Abbrüche und Wechsel
Derzeit werden 21 % der Lehrverträge aufgelöst, wobei sich die Zahlen nach Branche stark unterscheiden (vgl. Grafik). Die überwiegende Mehrheit der betroffenen Jugendlichen steigt jedoch zeitnah wieder in eine berufliche Grundbildung ein. Hinter einem vermeintlichen Abbruch der Ausbildung verbirgt sich also in aller Regel ein Wechsel des Betriebs oder des Lehrberufs. Im Vergleich dazu sind es gemäss Bildungsbericht 2018 bei jungen Erwachsenen in universitären Bildungsgängen 25%, die ihr Studienfach wechseln oder ihr Studium ganz aufgeben. Überraschenderweise liegt die Anzahl der Studienfachwechsel und -abbrüche an den Universitäten damit etwas höher als die Anzahl der Lehrvertragsauflösungen.

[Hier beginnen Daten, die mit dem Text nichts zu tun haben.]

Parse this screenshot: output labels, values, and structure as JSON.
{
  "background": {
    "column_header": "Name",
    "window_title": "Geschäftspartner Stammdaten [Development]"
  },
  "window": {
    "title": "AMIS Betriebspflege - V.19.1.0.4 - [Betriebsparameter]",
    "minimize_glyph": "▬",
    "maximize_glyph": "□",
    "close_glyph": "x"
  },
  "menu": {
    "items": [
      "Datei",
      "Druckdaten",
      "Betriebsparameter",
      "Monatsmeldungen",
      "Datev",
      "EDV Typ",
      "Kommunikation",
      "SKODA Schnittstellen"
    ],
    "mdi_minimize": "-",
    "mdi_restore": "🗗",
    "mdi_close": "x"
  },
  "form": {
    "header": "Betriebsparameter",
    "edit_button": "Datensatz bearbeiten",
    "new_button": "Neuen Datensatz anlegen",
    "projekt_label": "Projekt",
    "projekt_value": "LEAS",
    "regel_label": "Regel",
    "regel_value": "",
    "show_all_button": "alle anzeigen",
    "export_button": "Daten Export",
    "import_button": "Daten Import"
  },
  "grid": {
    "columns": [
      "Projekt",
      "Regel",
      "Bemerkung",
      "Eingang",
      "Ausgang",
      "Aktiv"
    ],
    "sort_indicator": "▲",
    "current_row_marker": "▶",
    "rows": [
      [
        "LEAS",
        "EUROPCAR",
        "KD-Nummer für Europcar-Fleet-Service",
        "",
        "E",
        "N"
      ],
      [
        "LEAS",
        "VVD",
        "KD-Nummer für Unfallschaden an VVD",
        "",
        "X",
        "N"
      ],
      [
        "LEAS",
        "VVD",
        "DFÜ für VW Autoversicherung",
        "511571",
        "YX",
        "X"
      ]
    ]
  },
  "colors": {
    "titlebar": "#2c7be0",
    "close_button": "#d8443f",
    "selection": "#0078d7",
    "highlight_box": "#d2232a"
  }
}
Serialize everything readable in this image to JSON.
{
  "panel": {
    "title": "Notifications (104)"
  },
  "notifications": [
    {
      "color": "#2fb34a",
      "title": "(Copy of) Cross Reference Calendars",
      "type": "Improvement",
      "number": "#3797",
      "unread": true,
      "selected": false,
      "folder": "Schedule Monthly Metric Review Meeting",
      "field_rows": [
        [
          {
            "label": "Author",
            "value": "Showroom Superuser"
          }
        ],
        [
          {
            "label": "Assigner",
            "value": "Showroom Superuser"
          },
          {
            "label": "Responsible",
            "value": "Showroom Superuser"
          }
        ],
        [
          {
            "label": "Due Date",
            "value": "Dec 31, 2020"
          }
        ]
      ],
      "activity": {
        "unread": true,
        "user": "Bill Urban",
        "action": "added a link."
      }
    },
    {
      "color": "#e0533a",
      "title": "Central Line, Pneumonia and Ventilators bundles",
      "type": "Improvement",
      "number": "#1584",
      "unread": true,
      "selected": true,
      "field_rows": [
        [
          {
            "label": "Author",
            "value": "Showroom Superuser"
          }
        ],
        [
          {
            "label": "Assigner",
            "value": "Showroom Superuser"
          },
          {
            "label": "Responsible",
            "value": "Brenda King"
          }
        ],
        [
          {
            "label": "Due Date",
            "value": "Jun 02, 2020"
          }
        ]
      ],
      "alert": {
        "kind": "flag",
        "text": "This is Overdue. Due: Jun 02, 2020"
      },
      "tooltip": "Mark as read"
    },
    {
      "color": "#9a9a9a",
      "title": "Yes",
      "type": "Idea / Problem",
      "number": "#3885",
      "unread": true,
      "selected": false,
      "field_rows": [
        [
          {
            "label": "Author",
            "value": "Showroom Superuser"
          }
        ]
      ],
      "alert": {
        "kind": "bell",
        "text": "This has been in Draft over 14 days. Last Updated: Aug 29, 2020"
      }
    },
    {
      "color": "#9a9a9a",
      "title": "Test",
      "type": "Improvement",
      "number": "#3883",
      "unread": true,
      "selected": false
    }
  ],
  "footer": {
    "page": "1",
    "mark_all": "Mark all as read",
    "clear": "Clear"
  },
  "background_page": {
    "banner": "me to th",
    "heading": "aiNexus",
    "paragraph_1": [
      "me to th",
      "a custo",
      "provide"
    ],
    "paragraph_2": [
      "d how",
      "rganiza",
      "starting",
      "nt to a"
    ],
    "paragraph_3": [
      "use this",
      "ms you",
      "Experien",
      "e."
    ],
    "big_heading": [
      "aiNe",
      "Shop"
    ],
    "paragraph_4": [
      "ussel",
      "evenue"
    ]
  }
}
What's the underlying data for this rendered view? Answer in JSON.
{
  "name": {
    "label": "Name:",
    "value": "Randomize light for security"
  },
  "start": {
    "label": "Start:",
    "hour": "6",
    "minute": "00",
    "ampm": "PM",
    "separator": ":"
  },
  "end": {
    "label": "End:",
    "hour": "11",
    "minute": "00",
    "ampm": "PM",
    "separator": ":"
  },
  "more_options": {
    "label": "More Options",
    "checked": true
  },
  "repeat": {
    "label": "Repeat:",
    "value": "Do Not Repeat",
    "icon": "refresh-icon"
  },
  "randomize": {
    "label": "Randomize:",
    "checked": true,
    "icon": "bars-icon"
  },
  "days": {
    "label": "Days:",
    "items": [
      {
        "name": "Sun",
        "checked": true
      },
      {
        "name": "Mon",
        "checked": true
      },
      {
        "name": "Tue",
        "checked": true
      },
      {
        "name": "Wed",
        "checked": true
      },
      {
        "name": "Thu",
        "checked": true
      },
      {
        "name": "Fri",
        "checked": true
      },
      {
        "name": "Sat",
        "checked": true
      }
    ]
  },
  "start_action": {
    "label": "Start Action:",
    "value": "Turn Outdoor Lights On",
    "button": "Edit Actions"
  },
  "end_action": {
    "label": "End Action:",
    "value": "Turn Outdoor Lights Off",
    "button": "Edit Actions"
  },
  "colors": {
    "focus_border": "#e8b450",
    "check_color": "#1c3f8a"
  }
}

Wie sich diese hohe Dynamik erklären lässt, ist noch weitgehend unklar. Es ist aber naheliegend, dass Jugendliche in einer Gesellschaft aufwachsen, die ihnen viele Wahl- und Entscheidungsmöglichkeiten in ganz unterschiedlichen Bereichen bietet. So sind sie sich gewohnt, dass zahlreiche Optionen verfügbar sind, und sie jene wählen können, die im Moment am besten zu ihnen passt. Dazu gehört offenbar auch, dass Jugendliche über den Mut und die Zuversicht verfügen, getroffene Berufs- und Bildungsentscheidungen wieder rückgängig zu machen.
Erfahrungen prägen
Jugendliche im Übergang können einerseits Entscheidungen treffen und erfahren andererseits durch die Rückmeldungen, welchen Wert sie aus Sicht des Betriebs für den Arbeitsmarkt haben. Die Jugendlichen machen tiefgreifende neue Erfahrungen, die sie individuell unterschiedlich wahrnehmen und bewerten und die ihre weitere Persönlichkeitsentwicklung nachhaltig beeinflussen. Der Übergang von der Schule zum Beruf setzt also auch einen innerpsychischen Veränderungsprozess in Gang, der sich je nach Feedback günstig oder weniger günstig auf die Umgestaltung und die Verortung des jugendlichen Selbst auswirken kann.
Gefährdungsfaktoren
Im Übergang müssen Jugendliche die vertrauten Strukturen, Abläufe, Rollen und Bezugspersonen aus der Schule hinter sich lassen und neuen betrieblichen Leistungs- und Verhaltenserwartungen gerecht werden. Dabei sind insbesondere jene Jugendlichen, die wenig entwickelte Sozial- und Selbstkompetenzen mitbringen und in der Schule viele (unentschuldigte) Absenzen haben, gefährdet, den Einstieg in eine berufliche Grundbildung nicht zu schaffen. Gewisse Verhaltensweisen, die im schulischen Kontext dank pädagogischen Fachpersonen und vertrauten Strukturen aufgefangen und in zielführendere Bahnen gelenkt werden konnten, erschweren den Übergang ins Berufsbildungssystem. Insbesondere dann, wenn sich die in der Familie gemachten Sozialisationserfahrungen stark von der Betriebskultur unterscheiden. Betriebe können den pädagogischen Bedürfnissen dieser Jugendlichen nur in einem begrenzten Masse Rechnung tragen, denn im Zentrum stehen die Unternehmensziele.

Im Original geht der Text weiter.